Pushing on then, is there a consensus that the UK has a problem with a lack of ‘social sustainability’? The short answer is ‘no’. There is no effective consensus amongst social scientists, politicians or policymakers that there is a problem which needs fixing. Indeed, over-simplistic, convenient slogans from politicians about elements of UK society being ‘broken,’ for example, shed little light on social sustainability, and create much darkness.
Likewise, numerous commentators informed or otherwise, are reflecting currently on the causes of the urban riots in England in August 2011. However, there are few clues from the ensuing debate about whether our society has these problems because our communities, or some of them, are socially unsustainable. The riots have become a vexed political issue, with right-wingers putting them down to inept parenting, schooling and a general lack of personal responsibility and application, whilst left-wingers attribute them to a lack of life chances, opportunities, resources and social mobility etc.

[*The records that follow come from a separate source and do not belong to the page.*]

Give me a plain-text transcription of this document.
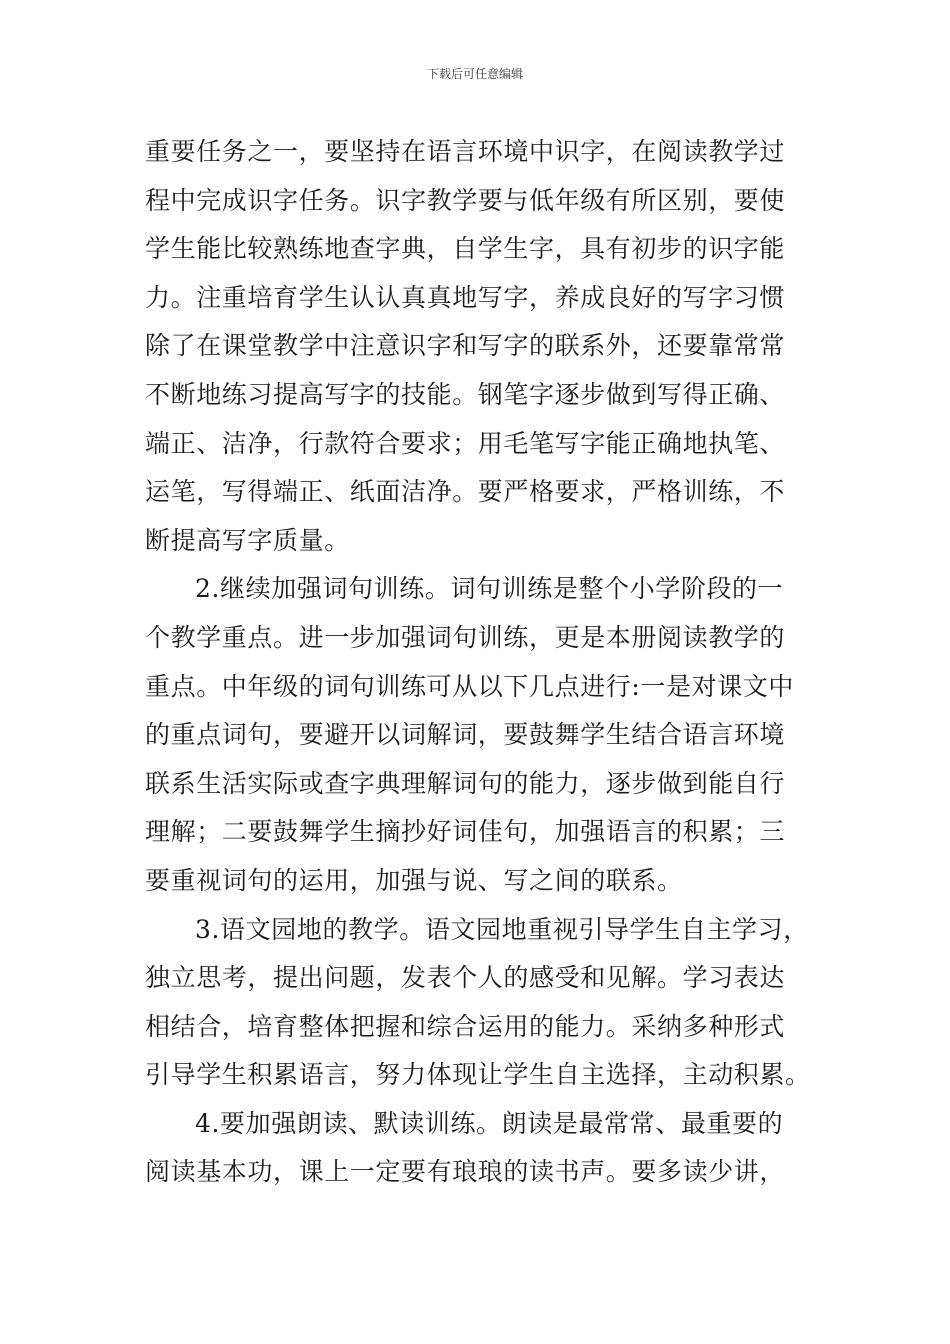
下载后可任意编辑
重要任务之一，要坚持在语言环境中识字，在阅读教学过
程中完成识字任务。识字教学要与低年级有所区别，要使
学生能比较熟练地查字典，自学生字，具有初步的识字能
力。注重培育学生认认真真地写字，养成良好的写字习惯
除了在课堂教学中注意识字和写字的联系外，还要靠常常
不断地练习提高写字的技能。钢笔字逐步做到写得正确、
端正、洁净，行款符合要求；用毛笔写字能正确地执笔、
运笔，写得端正、纸面洁净。要严格要求，严格训练，不
断提高写字质量。
2.继续加强词句训练。词句训练是整个小学阶段的一
个教学重点。进一步加强词句训练，更是本册阅读教学的
重点。中年级的词句训练可从以下几点进行:一是对课文中
的重点词句，要避开以词解词，要鼓舞学生结合语言环境
联系生活实际或查字典理解词句的能力，逐步做到能自行
理解；二要鼓舞学生摘抄好词佳句，加强语言的积累；三
要重视词句的运用，加强与说、写之间的联系。
3.语文园地的教学。语文园地重视引导学生自主学习，
独立思考，提出问题，发表个人的感受和见解。学习表达
相结合，培育整体把握和综合运用的能力。采纳多种形式
引导学生积累语言，努力体现让学生自主选择，主动积累。
4.要加强朗读、默读训练。朗读是最常常、最重要的
阅读基本功，课上一定要有琅琅的读书声。要多读少讲，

Putting the politicians to one side, there might be other way to pinpoint the problem so that it is then possible to frame a few improvements which can be made with regards to certain aspects of social sustainability. This hope lies with our very own first hand observations and awareness. Those of us who live in towns and cities know if our communities are socially sustainable, ethnically and culturally diverse, or not. We know if our local schools are diverse or not, and whether our built environment has plenty of green spaces, and facilities to cater for young and old.
In addition there are a few companies, such as the Berkeley Group, with experience of building new communities which are economically sustainable, environmentally sustainable (low carbon) and are, perhaps, moving towards aspects of social sustainability because they attract a diverse range of people with different outlooks and budgets. These built environment companies are already building low carbon or zero carbon homes and they are looking for the next challenge. They can see competitive advantage in not just putting up bricks, glass and mortar, but in offering their customers great, socially sustainable places which are spacious enough to live in and enjoy for the rest of their lives.

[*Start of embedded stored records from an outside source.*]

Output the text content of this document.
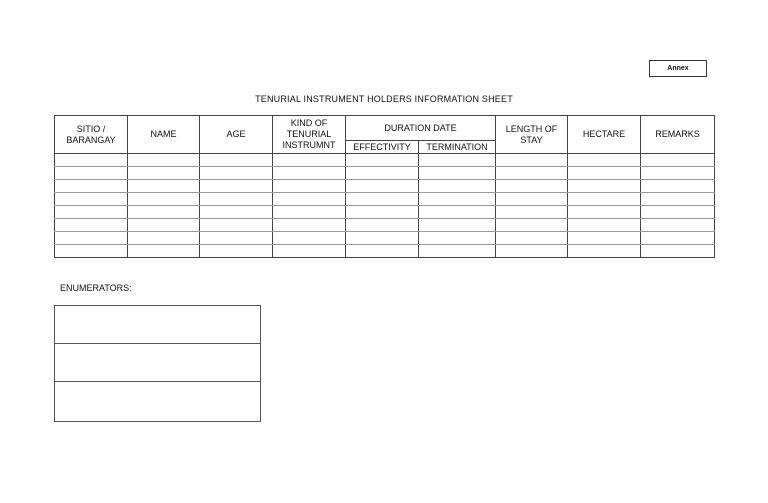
Annex
TENURIAL INSTRUMENT HOLDERS INFORMATION SHEET
SITIO / BARANGAY	NAME	AGE	KIND OF TENURIAL INSTRUMNT	DURATION DATE		LENGTH OF STAY	HECTARE	REMARKS
				EFFECTIVITY	TERMINATION			

ENUMERATORS:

Likewise there are a growing number of examples from around the world of new sustainable cities, towns and communities, such as Vancouver’s Sustainable Region Initiative, which can inspire the UK’s developers, planners and policymakers, and perhaps give rise to positive change, and maybe even effective regulation or – better still – fiscal support to build these places in the UK.

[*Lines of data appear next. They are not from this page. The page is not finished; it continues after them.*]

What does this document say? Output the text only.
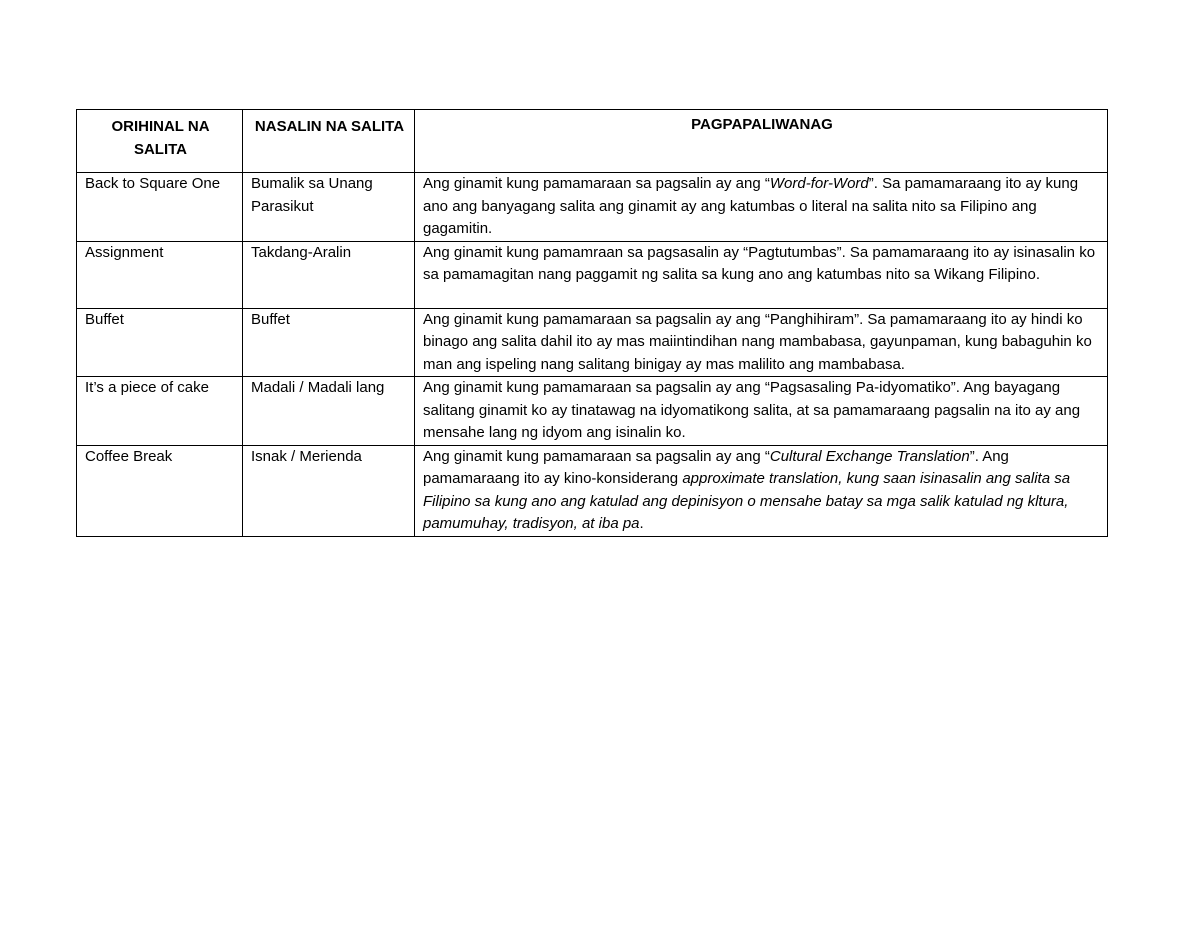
ORIHINAL NA SALITA	NASALIN NA SALITA	PAGPAPALIWANAG
Back to Square One	Bumalik sa Unang Parasikut	Ang ginamit kung pamamaraan sa pagsalin ay ang “Word-for-Word”. Sa pamamaraang ito ay kung ano ang banyagang salita ang ginamit ay ang katumbas o literal na salita nito sa Filipino ang gagamitin.
Assignment	Takdang-Aralin	Ang ginamit kung pamamraan sa pagsasalin ay “Pagtutumbas”. Sa pamamaraang ito ay isinasalin ko sa pamamagitan nang paggamit ng salita sa kung ano ang katumbas nito sa Wikang Filipino.
Buffet	Buffet	Ang ginamit kung pamamaraan sa pagsalin ay ang “Panghihiram”. Sa pamamaraang ito ay hindi ko binago ang salita dahil ito ay mas maiintindihan nang mambabasa, gayunpaman, kung babaguhin ko man ang ispeling nang salitang binigay ay mas malilito ang mambabasa.
It’s a piece of cake	Madali / Madali lang	Ang ginamit kung pamamaraan sa pagsalin ay ang “Pagsasaling Pa-idyomatiko”. Ang bayagang salitang ginamit ko ay tinatawag na idyomatikong salita, at sa pamamaraang pagsalin na ito ay ang mensahe lang ng idyom ang isinalin ko.
Coffee Break	Isnak / Merienda	Ang ginamit kung pamamaraan sa pagsalin ay ang “Cultural Exchange Translation”. Ang pamamaraang ito ay kino-konsiderang approximate translation, kung saan isinasalin ang salita sa Filipino sa kung ano ang katulad ang depinisyon o mensahe batay sa mga salik katulad ng kltura, pamumuhay, tradisyon, at iba pa.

In summary, carbon and environmental sustainability is – currently – centre stage for policymakers, responsible organisations and citizens because of the nature and severity of the threat that climate change presents, the measurability of carbon reduction, and the scientific and political consensus that underpins the laws that have been passed to attempt to tackle it. Carbon laws set targets over the long term, and it is certainly far too soon for de-carbonisation to lose its central importance to lawmakers and business and to everyone who is concerned about the environment.
What is possible, however, is the gradual widening out of the debate to allow the social aspect of sustainability to draw some much needed attention too, if only to frame workable definitions and metrics to measure what has to be done to effect improvement. Over the next few years it is greatly to be hoped that one or more of the more specific measurable elements of social sustainability will attract interest and action from forward thinking businesses, such as the Berkeley Group, other businesses seeking competitive advantage, and politicians seeking new targets for legislation.